Recandosi al seggio a votare, Pashinyan ha fatto capire di volere continuare sulla strada verso l’Unione europea, ma evitando strappi pericolosi con la Russia. A Vladimir Putin, secondo il quale Erevan dovrebbe chiedere attraverso un referendum il parere dei cittadini sull’eventuale ingresso nella Ue, il premier ha risposto che per ora il problema non si pone, perché l’Armenia non è ancora pronta per ottenere lo status di Paese candidato. Ma ciò non significa che Erevan rinuncerà al suo obiettivo: “Continueremo con calma sul cammino delle riforme“, ha dichiarato Pashinyan.

Le autorità di Erevan insistono comunque nel dire che il processo di avvicinamento in corso con l’Occidente non esclude la cooperazione con il blocco di Paesi a trazione russa riuniti nell’Unione economica euroasiatica (Russia, Bielorussia, Kazakhstan, Kirghizistan e Armenia, appunto). Il governo di Erevan cerca dunque di non aggravare le tensioni con Mosca, dopo un recente monito di Putin. Riferendosi al conflitto russo-ucraino, il leader del Cremlino ha sottolineato che “tutto è cominciato” con “l’ingresso, o il tentativo di ingresso, dell’Ucraina nella Ue”.

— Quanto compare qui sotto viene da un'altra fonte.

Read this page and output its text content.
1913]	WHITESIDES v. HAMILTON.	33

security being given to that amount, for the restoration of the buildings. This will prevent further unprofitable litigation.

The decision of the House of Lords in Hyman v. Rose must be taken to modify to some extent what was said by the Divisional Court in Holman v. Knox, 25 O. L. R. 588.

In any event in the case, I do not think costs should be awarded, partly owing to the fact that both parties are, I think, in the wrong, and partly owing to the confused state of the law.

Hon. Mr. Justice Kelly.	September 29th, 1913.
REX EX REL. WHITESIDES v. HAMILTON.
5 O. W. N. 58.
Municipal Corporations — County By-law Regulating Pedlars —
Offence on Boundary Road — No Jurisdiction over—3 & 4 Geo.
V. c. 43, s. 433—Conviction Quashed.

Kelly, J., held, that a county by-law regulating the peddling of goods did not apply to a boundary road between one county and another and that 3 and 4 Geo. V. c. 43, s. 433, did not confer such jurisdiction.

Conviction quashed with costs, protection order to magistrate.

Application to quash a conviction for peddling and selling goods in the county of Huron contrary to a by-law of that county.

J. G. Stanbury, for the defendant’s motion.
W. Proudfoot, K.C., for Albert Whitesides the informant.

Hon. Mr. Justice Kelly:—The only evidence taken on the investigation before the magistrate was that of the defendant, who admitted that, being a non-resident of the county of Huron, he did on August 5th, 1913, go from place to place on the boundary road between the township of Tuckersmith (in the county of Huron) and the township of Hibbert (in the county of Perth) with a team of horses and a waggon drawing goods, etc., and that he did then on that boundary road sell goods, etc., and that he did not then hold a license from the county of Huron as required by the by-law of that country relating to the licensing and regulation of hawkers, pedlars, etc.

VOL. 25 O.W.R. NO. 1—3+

Pashinyan ha cercato di rassicurare gli armeni. I rapporti con Mosca “sono basati sul rispetto reciproco” e le relazioni con Putin “sono molto strette”, ha assicurato il primo ministro, al quale il presidente russo ha telefonato questa settimana per fargli gli auguri di buon compleanno. Ma Mosca non rinuncia a fare pressioni su Erevan. In un’intervista alla televisione, il vice primo ministro russo Alexei Overchuk ha fatto sapere che il suo governo ha più volte detto all’Armenia, in colloqui “a porte chiuse”, dei pericoli che comporta entrare nella Ue, considerata da Mosca “non più un’organizzazione per l’integrazione economica”, ma una unione “militare-politica” che “annuncia apertamente la sua ostilità” verso la Russia. Gli armeni, dunque, dovrebbero “pensare a quello che stanno facendo”.

La consultazione, che ha visto un affluenza del 59%, dieci punti in più rispetto alle ultime elezioni del 2021, sembrano essersi svolte tutto sommato nella calma. Tranne una denuncia di Karapetyan, secondo il quale un centinaio di sostenitori di Armenia Forte sono stati arrestati tra sabato e domenica. Sabato media statali avevano anche riferito degli arresti di sei candidati del partito dell’opposizione filorussa, senza fornire dettagli sulle accuse.